The top row of Fig. 7 represents the simulation results without diffraction correction. Figs. 7(a) and 7(b) represent the intensity distributions at a location 20 m downstream of the exit slit in the (y, t) and (x, y) domains, respectively. Figs. 7(c) and 7(d) represent the intensity distributions at the sample point in the (y, t) and (x, y) domains, respectively. The middle row of Fig. 7 shows the calculation results after applying diffraction correction. Figs. 7(e), 7(f), 7(g) and 7(h) correspond to the simulation results for the same locations and domains as those in Fig. 7(a), 7(b), 7(c) and 7(d), respectively. The bottom row of Fig. 7 displays the simulation results using the Fourier optics based 3D pulse propagation module of FURION (Zhu et al., 2024). The simulation results indicate that the 6D phase space ray-tracing method with diffraction correction closely matches the simulation results of the 3D pulse propagation method based on Fourier optics.

Figure 7 Snapshots of a FEL pulse propagation in the SCI FEL-1 beamline system (monochromator operation mode) at the position of 20 m after the slit and the sample point. (a), (b), (c) and (d) correspond to the results without diffraction correction. (e), (f), (g) and (h) show the results with diffraction correction. (i), (j), (k) and (l) are the results calculated by 3D pulse propagation module of FURION.

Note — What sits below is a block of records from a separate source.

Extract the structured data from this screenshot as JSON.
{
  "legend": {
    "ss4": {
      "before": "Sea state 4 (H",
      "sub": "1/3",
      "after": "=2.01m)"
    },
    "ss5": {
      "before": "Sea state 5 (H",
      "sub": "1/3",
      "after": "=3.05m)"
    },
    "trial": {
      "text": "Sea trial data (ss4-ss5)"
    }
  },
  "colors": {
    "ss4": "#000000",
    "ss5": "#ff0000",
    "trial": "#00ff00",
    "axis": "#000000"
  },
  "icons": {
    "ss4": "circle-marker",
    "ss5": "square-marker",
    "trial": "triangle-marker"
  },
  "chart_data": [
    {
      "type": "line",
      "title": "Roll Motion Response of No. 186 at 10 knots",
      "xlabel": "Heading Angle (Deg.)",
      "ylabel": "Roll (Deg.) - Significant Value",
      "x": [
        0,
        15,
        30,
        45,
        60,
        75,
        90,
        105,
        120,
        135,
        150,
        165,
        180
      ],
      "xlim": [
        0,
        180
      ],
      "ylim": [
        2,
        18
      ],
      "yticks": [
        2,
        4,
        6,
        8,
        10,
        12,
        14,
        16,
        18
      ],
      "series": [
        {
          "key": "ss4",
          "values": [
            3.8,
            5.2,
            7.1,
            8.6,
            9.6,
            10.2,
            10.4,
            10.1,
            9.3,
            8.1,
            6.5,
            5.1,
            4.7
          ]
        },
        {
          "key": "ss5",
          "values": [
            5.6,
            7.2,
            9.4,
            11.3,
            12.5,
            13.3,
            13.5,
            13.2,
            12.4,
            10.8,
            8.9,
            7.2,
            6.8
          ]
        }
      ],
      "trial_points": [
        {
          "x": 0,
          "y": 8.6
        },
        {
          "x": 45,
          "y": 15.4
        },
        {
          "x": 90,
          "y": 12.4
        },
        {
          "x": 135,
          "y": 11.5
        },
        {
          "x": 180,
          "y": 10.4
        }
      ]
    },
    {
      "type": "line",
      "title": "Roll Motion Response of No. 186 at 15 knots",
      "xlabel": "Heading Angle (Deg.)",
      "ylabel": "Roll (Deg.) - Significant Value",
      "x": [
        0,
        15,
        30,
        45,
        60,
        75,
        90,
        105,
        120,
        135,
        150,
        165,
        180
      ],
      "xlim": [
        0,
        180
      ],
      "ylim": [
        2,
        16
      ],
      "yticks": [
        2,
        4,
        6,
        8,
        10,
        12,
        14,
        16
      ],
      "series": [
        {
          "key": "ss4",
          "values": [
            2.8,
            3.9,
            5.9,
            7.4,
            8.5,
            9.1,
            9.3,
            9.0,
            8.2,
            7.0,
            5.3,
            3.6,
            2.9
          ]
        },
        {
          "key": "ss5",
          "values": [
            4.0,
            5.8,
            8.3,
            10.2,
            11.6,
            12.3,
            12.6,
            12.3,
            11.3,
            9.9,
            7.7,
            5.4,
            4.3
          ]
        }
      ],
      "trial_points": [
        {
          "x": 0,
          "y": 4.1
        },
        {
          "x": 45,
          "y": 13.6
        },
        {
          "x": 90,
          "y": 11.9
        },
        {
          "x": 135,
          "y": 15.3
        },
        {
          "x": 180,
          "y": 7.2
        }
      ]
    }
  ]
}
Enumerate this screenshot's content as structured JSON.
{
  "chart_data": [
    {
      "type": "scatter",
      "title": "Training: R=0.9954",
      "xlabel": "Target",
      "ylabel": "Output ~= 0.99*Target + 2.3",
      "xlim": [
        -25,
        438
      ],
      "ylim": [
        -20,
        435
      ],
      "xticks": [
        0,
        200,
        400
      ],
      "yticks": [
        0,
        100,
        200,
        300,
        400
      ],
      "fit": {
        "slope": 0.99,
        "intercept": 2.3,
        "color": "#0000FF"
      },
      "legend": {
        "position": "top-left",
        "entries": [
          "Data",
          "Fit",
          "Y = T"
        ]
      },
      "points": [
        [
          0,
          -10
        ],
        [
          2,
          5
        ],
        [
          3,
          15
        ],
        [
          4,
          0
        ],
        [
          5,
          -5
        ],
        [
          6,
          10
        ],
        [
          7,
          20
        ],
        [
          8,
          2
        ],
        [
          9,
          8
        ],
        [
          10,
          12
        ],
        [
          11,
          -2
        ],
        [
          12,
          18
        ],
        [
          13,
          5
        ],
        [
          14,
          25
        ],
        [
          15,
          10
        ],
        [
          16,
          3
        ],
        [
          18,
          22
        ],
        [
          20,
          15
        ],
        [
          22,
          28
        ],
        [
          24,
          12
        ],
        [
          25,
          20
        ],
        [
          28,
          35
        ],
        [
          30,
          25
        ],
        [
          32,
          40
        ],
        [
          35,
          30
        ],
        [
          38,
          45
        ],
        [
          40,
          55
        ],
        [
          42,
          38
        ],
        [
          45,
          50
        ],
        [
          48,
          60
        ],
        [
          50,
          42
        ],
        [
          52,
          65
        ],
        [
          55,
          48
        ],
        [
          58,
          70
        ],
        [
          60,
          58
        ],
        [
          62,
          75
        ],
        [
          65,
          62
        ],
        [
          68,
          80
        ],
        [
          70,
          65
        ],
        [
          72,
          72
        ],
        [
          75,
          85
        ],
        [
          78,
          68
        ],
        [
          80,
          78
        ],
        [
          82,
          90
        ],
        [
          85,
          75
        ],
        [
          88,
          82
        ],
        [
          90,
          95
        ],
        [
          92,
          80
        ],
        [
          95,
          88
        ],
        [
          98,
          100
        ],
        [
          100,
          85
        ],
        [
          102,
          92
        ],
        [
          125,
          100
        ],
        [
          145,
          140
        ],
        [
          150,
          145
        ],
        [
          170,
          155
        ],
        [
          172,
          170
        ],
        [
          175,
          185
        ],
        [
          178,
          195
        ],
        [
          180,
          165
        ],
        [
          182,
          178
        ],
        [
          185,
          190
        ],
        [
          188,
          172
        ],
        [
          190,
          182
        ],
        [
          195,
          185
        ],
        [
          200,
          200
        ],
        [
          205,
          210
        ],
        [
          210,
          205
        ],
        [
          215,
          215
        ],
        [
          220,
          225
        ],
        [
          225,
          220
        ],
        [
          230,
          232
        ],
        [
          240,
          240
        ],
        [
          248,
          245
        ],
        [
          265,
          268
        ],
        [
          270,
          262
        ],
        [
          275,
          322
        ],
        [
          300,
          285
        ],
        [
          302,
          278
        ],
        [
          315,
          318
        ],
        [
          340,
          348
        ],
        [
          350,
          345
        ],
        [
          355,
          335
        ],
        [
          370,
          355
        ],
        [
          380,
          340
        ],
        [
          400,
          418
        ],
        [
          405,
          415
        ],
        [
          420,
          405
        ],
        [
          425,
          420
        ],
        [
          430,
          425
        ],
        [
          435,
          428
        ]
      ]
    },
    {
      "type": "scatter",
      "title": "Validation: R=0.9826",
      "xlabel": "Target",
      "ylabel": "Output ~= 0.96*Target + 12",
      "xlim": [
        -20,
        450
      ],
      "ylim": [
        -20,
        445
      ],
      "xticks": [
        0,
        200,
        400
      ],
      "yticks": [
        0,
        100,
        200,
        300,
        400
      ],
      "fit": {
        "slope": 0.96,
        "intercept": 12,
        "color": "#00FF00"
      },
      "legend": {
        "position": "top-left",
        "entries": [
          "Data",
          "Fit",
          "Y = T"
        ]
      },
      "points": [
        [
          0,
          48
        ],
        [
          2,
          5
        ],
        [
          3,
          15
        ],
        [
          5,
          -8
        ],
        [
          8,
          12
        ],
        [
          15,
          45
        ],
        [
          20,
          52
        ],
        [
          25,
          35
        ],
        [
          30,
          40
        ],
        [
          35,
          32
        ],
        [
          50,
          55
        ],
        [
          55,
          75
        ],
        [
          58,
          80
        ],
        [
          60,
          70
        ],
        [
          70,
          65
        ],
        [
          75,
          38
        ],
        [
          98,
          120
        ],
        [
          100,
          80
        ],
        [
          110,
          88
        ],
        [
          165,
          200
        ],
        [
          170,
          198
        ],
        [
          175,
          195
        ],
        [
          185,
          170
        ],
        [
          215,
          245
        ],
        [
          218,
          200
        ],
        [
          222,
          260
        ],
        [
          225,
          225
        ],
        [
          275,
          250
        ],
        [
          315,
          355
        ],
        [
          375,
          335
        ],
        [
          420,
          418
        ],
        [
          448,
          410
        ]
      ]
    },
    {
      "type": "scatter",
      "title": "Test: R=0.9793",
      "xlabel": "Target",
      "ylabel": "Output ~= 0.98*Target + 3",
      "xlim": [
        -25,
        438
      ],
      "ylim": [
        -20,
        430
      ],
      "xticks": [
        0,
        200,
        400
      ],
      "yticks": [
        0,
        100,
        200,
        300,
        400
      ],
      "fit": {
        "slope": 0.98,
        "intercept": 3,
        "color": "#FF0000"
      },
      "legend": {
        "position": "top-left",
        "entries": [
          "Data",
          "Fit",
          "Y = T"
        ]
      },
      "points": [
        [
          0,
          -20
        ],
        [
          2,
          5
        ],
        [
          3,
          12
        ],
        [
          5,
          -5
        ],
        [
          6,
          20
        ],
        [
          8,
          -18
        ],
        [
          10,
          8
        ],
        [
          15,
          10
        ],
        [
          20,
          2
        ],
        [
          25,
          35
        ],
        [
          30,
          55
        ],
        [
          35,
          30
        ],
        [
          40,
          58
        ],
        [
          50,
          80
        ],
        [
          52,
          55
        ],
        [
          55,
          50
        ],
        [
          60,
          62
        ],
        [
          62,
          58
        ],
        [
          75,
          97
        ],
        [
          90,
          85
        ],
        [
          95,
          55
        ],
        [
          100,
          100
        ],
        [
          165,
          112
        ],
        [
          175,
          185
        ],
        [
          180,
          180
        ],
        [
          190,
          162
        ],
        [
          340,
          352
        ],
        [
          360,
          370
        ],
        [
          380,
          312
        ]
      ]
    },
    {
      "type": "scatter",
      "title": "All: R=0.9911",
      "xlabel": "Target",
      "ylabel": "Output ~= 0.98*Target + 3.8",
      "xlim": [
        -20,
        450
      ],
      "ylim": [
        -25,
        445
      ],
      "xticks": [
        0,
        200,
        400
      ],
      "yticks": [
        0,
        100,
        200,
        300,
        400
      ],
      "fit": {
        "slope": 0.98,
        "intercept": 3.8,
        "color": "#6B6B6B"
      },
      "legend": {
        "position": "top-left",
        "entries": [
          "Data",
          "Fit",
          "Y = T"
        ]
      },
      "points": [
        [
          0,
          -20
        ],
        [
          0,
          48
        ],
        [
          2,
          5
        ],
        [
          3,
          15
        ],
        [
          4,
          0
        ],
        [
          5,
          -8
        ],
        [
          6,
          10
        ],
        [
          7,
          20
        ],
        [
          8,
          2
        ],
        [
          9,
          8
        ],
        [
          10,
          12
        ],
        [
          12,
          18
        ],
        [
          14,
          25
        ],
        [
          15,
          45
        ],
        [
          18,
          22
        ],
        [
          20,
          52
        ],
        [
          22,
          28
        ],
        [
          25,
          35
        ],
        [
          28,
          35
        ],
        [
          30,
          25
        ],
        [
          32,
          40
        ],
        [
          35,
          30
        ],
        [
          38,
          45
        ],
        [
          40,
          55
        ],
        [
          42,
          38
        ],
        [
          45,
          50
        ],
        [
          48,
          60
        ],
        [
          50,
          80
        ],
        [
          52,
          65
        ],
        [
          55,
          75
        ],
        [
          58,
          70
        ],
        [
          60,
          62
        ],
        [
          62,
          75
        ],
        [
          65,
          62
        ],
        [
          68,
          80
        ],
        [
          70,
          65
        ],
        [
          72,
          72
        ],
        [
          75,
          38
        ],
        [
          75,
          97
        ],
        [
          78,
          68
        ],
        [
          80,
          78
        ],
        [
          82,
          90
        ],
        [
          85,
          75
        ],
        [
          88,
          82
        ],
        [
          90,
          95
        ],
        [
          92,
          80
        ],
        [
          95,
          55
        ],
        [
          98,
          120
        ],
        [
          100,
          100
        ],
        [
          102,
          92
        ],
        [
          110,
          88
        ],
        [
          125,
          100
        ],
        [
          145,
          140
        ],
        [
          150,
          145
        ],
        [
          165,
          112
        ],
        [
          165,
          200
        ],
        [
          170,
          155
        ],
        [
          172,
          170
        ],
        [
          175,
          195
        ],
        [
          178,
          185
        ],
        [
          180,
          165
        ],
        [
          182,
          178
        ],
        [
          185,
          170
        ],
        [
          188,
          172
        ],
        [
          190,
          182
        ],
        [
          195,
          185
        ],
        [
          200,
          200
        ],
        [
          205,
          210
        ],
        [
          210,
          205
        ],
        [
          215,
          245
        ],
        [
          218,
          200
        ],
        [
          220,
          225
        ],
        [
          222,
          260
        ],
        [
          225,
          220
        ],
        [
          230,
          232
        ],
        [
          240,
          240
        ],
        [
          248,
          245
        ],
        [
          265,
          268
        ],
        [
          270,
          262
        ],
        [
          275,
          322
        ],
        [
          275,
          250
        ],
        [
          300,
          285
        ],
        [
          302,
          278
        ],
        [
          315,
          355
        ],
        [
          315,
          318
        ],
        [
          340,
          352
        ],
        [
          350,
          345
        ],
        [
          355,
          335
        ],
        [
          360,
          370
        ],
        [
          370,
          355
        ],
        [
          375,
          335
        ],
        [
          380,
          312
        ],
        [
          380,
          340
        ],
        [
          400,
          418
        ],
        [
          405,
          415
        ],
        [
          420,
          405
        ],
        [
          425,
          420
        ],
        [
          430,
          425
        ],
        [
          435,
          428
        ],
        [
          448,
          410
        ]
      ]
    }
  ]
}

In the FEL-1 beamline simulation, the 6D phase space ray-tracing method significantly reduces the simulation time compared with the 3D pulse propagation method (251 × 251 × 1199 source grid takes several minutes). The ray-tracing method achieves a time consumption of 15 s using 3 × 10⁵ rays. In these simulations, the CPU of the computer is 11th Gen Intel(R) Core(TM) i7-11800 H at 2.30 GHz. The speed advantage of the 6D phase space ray-tracing method over the pulse propagation method based on Fourier optics offers several practical benefits. In the beamline design stage, it enables researchers to conduct parameter sweeps and optimizations more efficiently. Moreover, when dealing with high-resolution calculations, such as strong focusing cases, the pulse propagation method may be limited by computational resources and time, making it difficult to achieve simulations. Our fast code can complete simulations within a reasonable time frame.

6. Summary

We developed a 6D phase space ray-tracing method for simulating X-ray beamline systems of synchrotron radiation light sources and FELs. This method can not only be used for simulating non-dispersive beamline systems but also for evaluating dispersive beamline systems. Compared with the Fourier optics based 3D pulse propagation approach, this method significantly reduces simulation time. We extended the hybrid method to the 6D phase space ray-tracing approach to describe the diffraction effect of limited aperture optics. Using this method, we can estimate the spatiotemporal coupling effects induced by dispersive X-ray optics, such as pulse front tilt, pulse front rotation, pulse compression and pulse stretching. We applied this method to simulate the SCI branchline of FEL-1 beamline at S³FEL; the simulation results show great agreement with that of the Fourier optics based 3D pulse propagation approach. This work can be used for the start-to-end simulation of beamlines, providing significant assistance in the design and optimization of beamlines. We have used this model in the FURION software package.